As the biggest U.S. corporations begin using XBRL this month to file reports with the Securities and Exchange Commission (SEC), a trio of financial services industry organizations is already trying to build on that requirement to promote the use of XBRL for the announcements of corporate actions.
The Depository Trust Clearing Corp. (DTCC), SWIFT and XBRL U.S. said last month that they are joining forces to create an XBRL taxonomy for corporate actions, such as mergers, stock splits and dividend payments. In addition, DTCC will develop a system that creates a unique identifier for each corporate action announcement.
Extending the use of XBRL to tag corporate actions would allow financial services firms to boost their efficiency and eliminate manual errors by using more straight-through processing (STP) in their communications because the XBRL tags can be automatically translated into SWIFT's ISO messaging standard.
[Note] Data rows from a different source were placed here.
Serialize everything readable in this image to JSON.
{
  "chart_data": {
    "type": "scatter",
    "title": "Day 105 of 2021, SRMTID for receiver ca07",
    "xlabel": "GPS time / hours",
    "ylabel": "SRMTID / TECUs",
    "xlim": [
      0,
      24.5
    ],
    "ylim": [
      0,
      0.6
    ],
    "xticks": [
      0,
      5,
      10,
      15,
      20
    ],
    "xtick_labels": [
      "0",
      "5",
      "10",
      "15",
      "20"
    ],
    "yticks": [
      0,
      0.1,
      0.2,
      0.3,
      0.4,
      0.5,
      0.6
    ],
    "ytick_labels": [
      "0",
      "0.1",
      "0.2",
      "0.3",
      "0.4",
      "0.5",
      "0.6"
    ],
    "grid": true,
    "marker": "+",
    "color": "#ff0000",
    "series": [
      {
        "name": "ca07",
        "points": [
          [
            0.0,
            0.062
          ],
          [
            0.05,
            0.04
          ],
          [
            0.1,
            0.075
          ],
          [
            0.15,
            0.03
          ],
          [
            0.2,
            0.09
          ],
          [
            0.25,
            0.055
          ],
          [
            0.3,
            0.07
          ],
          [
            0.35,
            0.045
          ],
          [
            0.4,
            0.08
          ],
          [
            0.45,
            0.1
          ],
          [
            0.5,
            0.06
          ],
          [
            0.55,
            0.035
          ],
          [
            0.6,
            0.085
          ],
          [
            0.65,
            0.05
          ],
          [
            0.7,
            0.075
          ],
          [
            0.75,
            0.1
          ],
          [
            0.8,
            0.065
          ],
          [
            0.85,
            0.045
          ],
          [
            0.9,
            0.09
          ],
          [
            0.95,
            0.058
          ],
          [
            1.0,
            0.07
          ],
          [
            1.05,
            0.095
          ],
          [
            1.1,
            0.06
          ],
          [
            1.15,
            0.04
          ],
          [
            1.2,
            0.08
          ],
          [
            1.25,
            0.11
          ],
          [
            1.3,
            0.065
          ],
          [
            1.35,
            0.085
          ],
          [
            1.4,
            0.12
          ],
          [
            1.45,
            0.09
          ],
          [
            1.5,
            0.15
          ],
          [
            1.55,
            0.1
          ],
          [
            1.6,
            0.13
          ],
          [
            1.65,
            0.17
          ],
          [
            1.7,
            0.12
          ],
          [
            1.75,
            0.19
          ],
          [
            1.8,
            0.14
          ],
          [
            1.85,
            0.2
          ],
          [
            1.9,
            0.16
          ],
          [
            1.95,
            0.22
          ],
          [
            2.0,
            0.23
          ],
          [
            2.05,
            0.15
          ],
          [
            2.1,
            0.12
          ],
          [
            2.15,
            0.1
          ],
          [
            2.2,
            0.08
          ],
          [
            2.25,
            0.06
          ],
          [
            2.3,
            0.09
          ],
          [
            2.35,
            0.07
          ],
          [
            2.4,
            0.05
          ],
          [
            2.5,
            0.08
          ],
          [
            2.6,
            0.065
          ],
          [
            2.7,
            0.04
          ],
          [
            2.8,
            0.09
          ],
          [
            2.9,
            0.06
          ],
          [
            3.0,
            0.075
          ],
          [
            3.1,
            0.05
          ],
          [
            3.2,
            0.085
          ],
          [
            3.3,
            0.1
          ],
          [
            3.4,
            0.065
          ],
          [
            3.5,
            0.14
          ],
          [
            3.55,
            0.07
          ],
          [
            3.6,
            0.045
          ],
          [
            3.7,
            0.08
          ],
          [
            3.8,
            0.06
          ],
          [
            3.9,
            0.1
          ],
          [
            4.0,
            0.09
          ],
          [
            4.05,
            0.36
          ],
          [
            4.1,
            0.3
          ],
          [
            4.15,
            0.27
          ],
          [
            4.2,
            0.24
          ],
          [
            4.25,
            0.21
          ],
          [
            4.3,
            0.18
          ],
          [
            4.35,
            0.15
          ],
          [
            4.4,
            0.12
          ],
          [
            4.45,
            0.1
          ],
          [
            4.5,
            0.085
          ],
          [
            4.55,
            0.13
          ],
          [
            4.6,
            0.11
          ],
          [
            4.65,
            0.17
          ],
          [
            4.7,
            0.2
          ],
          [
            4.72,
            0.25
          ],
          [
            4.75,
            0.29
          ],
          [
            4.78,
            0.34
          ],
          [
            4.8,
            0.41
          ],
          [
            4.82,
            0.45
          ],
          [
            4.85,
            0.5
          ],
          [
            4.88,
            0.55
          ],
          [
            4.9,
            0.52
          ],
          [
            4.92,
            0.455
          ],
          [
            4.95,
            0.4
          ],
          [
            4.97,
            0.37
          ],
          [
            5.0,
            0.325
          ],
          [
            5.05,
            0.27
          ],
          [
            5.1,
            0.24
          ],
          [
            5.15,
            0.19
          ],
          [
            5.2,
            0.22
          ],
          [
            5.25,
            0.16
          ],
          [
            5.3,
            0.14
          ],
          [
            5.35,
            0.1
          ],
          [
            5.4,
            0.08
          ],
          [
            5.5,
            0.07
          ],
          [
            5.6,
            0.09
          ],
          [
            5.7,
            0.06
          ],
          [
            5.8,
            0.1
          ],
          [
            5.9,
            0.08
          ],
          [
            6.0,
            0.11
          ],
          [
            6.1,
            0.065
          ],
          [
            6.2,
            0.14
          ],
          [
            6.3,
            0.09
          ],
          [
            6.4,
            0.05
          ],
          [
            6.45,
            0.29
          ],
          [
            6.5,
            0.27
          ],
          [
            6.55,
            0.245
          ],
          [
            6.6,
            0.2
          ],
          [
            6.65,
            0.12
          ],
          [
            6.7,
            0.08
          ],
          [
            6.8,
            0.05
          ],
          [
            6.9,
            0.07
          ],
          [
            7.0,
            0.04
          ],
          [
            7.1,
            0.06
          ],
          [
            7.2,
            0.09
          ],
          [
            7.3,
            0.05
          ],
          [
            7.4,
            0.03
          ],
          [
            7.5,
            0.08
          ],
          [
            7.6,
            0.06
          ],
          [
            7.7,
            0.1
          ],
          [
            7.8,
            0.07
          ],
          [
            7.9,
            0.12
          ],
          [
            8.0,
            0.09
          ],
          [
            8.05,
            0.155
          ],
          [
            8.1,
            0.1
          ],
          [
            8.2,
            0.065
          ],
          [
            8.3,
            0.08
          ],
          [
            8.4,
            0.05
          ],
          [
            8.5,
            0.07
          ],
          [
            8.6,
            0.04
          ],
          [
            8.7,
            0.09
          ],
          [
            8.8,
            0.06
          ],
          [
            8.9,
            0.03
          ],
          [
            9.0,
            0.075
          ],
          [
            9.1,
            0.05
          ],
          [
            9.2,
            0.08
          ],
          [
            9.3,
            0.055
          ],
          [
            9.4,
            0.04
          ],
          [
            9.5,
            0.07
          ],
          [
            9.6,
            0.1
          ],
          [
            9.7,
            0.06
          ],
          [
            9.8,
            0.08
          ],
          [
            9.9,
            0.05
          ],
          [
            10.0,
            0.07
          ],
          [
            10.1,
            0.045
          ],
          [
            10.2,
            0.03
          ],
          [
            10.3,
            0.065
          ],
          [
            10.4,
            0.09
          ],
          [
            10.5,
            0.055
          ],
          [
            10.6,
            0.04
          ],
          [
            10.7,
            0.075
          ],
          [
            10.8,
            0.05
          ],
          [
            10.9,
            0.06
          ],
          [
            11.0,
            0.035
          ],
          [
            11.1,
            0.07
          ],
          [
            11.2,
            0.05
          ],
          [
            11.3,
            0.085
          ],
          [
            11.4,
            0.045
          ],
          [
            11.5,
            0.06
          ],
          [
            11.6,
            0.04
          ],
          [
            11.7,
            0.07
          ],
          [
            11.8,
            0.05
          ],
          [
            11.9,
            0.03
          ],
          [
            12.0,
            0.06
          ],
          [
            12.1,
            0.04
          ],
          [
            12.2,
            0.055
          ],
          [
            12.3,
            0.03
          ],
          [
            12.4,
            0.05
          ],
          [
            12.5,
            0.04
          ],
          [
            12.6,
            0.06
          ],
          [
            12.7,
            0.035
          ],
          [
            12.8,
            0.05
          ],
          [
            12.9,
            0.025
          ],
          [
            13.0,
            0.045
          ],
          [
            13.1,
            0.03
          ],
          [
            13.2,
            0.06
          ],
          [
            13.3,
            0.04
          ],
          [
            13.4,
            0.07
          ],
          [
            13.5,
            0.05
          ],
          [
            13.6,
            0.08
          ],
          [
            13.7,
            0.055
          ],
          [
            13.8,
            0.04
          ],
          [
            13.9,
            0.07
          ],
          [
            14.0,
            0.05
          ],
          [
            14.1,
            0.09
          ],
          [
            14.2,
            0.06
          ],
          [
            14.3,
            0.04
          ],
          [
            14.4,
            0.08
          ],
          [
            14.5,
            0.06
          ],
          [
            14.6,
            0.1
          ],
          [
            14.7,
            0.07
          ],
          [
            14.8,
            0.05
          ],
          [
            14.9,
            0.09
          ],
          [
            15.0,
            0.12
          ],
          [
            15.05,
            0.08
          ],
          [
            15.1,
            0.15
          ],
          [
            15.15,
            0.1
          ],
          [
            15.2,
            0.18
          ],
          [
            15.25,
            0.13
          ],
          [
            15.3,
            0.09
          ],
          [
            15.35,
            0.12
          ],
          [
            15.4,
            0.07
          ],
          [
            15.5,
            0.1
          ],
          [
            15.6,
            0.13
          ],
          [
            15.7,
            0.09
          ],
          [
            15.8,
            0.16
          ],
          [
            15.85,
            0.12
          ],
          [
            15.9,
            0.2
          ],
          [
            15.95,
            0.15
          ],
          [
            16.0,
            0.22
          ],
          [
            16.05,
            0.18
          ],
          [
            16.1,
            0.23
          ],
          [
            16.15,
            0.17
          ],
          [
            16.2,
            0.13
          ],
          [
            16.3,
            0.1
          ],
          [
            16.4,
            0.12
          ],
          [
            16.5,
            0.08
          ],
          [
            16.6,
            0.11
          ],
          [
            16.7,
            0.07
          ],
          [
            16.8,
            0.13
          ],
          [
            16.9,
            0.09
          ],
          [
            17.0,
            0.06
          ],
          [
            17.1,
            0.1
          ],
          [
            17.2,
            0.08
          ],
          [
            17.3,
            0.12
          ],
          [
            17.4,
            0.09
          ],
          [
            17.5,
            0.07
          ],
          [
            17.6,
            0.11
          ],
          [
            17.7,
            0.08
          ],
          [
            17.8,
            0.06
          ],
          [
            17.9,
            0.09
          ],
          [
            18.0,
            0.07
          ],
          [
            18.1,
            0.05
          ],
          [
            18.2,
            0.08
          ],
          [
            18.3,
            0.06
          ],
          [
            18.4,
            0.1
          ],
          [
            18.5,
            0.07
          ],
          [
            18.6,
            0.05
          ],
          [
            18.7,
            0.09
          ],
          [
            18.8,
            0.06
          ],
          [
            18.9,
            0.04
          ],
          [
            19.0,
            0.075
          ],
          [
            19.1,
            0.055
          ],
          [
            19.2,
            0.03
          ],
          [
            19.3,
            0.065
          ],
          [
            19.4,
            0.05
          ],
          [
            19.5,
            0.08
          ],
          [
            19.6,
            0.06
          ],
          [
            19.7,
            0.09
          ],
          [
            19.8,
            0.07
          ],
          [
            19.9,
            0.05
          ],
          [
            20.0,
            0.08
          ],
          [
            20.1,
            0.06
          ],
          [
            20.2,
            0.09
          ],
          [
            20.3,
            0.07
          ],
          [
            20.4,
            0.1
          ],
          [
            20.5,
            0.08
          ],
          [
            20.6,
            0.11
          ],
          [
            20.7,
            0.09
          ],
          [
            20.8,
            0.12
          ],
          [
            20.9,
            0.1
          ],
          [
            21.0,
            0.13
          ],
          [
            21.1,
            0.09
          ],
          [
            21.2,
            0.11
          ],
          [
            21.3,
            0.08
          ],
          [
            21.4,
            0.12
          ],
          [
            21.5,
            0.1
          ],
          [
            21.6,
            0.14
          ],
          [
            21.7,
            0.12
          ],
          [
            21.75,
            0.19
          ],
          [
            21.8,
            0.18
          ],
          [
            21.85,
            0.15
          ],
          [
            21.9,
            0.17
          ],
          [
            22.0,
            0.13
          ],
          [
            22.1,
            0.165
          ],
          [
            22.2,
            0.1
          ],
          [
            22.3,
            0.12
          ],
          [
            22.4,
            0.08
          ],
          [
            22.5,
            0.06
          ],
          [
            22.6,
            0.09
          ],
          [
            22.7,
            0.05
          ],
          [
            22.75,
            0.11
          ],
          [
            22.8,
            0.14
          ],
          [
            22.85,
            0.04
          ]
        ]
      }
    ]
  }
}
The trio may have some persuading to do with corporates, however, judging by the reception the initiative received when it was announced recently at a conference in New York. Jeff Morgan, CEO of the National Investor Relations Institute, said XBRL tagging of corporate actions announcements was “not on issuers' radar screens,” adding that companies may not feel they have an incentive to standardize the release of corporate actions.
Mark Bolgiano, the CEO of XBRL US, said that since companies will be using XBRL to tag their SEC reports, the cost of extending its use to corporate actions is likely to be limited. “They're not moving to some special corporate actions XBRL production system,” Bolgiano said.
Errors made while manually converting corporate actions information into electronic format annually cost financial services firms from $400 million to $900 million a year, according to U.K. consulting firm Oxera.
However, a company's responsibility ends once it releases its announcement and makes any required filings. “The issuer is obviously concerned if there is an error in the redistribution of that information, but the fact is, any redistribution is not the issuer's responsibility,” Morgan said, adding that company press releases are not regulated so companies won't be required to put them in XBRL.
The SEC likely would support such a move, though “the commission is not at this time proposing rules around tagging of corporate actions,” David Blaszkowsky, director of the SEC's Office of Interactive Disclosure, said at the same conference. “We hoped and expected that the implementation of XBRL for certain kinds of SEC reporting, such as for GAAP, functions as the infrastructure and would set the conditions for other private sector development and adoption of XBRL, such as corporate actions,” he said, adding that corporate actions reporting “is an ideal domain” for XBRL.